Mi hanno colpito considerazioni sparse qui e là che, profeticamente, precorrono i tempi e abbracciano la nostra realtà contemporanea.

  • Il romanzo è stato pubblicato nel 1988, i Personal Computer cominciavano, molto lentamente la loro ascesa e un programma di videoscrittura, come può essere il per noi arcinoto Word di Office o qualunque altro suo corrispondente, suscitava nell’autore perplessità condivisibili e un certo sarcasmo. Al punto da attribuirgli il nome di Abulafia, una parola che ha in sé l’abulia (il calcolatore è ottuso) ma anche for-faris parlare. Parlare a vanvera. Il personaggio di Belbo affida i suoi ricordi ad Abulafia, perché schermato dalla segretezza di una password si sente protetto da sguardi indiscreti; perché digitare parole sulla tastiera lo fa sentire meno a disagio che impugnando una penna. Belbo è infatti uno scrittore mancato, diciamo pure autocensuratosi. Abituato, da studioso fine qual è, ad avere a che fare con i Grandi sa di non esser degno di pubblicare qualcosa di proprio. Saggiamente (e pavidamente) non si sottopone all’umiliazione del giudizio altrui. Ma la voglia di scrivere è forte e il calcolatore, neonato, glielo consente impunemente. Peccato, che la segretezza della password (da Eco in tempi a-digitali chiamata il password, cioè il lasciapassare) venga beffata subito da Casoubon che la decripta e sbandiera tutte le velleità letterarie represse dell’amico Belbo, non senza punte di cattiveria. Abualfia come antenato del selfpublishing, come sdoganamento della scrittura, che ne pensate?
  • Se Belbo è uno scrittore castrato, tanti sono invece gli scrittori vanesii, in preda a un ingenuo narcisismo che li getta nelle fauci della Manuzio, tipico esempio di editoria a pagamento, “con fatturato altissimo e spese di gestione nulle”. Sue vittime sono gli APS. Gli Autori a Proprie Spese. Le pagine, puntualissime e minuziose, dedicate alla descrizione del funzionamento di queste “imprese della vanità” hanno fatto storia. E sono gustosissime e cattivelle. Ma servono ancora, perché il messaggio non a tutti è chiaro.
  • La trama, che percorre i binari della parodia, parte dai templari. Perché la letteratura fatta di intrecci improbabili, complicatissimi, di coincidenze e di enigmi parte sempre da loro. Nel 1988 ancora non si era manifestato il fenomeno Codice Da Vinci, ma state certi che dovunque si raccontasse di templari, comunque si ricorreva ad arcane cospirazioni, segreti e misteri. E da qualche parte c’era qualcuno pronto a crederci. C’è sempre qualcuno pronto a crederci. A superare le barriere della letteratura(?) per mettersi alla ricerca di segni. Di questa storia parallela, misteriosa, pasticciata, contraffatta, estremamente ingenua Umberto Eco si fa beffe.
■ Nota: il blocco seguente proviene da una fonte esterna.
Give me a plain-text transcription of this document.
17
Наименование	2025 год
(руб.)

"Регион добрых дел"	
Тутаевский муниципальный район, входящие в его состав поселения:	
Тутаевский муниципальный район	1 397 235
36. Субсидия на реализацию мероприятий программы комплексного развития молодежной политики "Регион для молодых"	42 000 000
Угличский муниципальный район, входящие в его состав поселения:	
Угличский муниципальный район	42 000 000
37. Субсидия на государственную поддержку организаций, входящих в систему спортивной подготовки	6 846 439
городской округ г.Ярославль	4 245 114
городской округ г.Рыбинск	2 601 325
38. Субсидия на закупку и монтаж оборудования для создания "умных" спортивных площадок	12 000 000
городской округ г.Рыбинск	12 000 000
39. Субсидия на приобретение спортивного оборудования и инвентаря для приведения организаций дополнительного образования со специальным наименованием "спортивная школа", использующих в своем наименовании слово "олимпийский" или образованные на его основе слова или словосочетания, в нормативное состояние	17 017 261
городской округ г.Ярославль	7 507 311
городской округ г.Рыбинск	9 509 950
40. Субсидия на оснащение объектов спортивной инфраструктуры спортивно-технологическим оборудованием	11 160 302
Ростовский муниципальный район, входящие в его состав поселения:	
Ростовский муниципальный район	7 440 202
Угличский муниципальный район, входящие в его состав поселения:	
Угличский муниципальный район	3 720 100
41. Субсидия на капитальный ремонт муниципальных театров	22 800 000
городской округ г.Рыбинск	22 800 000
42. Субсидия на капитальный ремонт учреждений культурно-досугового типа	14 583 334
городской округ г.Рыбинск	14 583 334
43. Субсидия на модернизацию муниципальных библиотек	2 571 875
E il lettore, che si identifica troppo, che troppo si lascia coinvolgere da questo romanzo, ne vien fuori malconcio…

da (https://emporiocircolare.wordpress.com/2013/07/08/il-pendolo-di-foucault-umberto-eco/)

Secondo romanzo di Umberto Eco dopo “Il nome della Rosa“. Due sono i temi principali: il “ciarpame occultista” e la stupidità.  Nel trattare dei “diabolici” Eco costruisce un romanzo interessante e a tratti enciclopedico (prerogativa totalmente sua) sull’argomento, in cui riunisce tutta una serie di fatti veri e di supposizioni complottiste su cui tantissimo è stato scritto nel corso degli anni con speculazioni bislacche e deliranti. Espone anche in breve le tre regole per rendere credibile qualunque cazzata esoterica o qualunque delirante piano complottista.

“Prima regola, i concetti si collegano per analogia. Non ci sono regole per decidere all’inizio se un’analogia sia buona o cattiva, perché qualsiasi cosa è simile a qualsiasi altra sotto un certo rapporto.

La seconda regola dice infatti che , se alla fine tout se tient, il gioco è valido. [..] Dunque è giusto.

Terza regola: le connessioni non devono essere inedite, nel senso che debbono già essere state poste almeno una volta, e meglio se molte, da altri. Solo così gli incroci appaiono veri perché sono ovvi.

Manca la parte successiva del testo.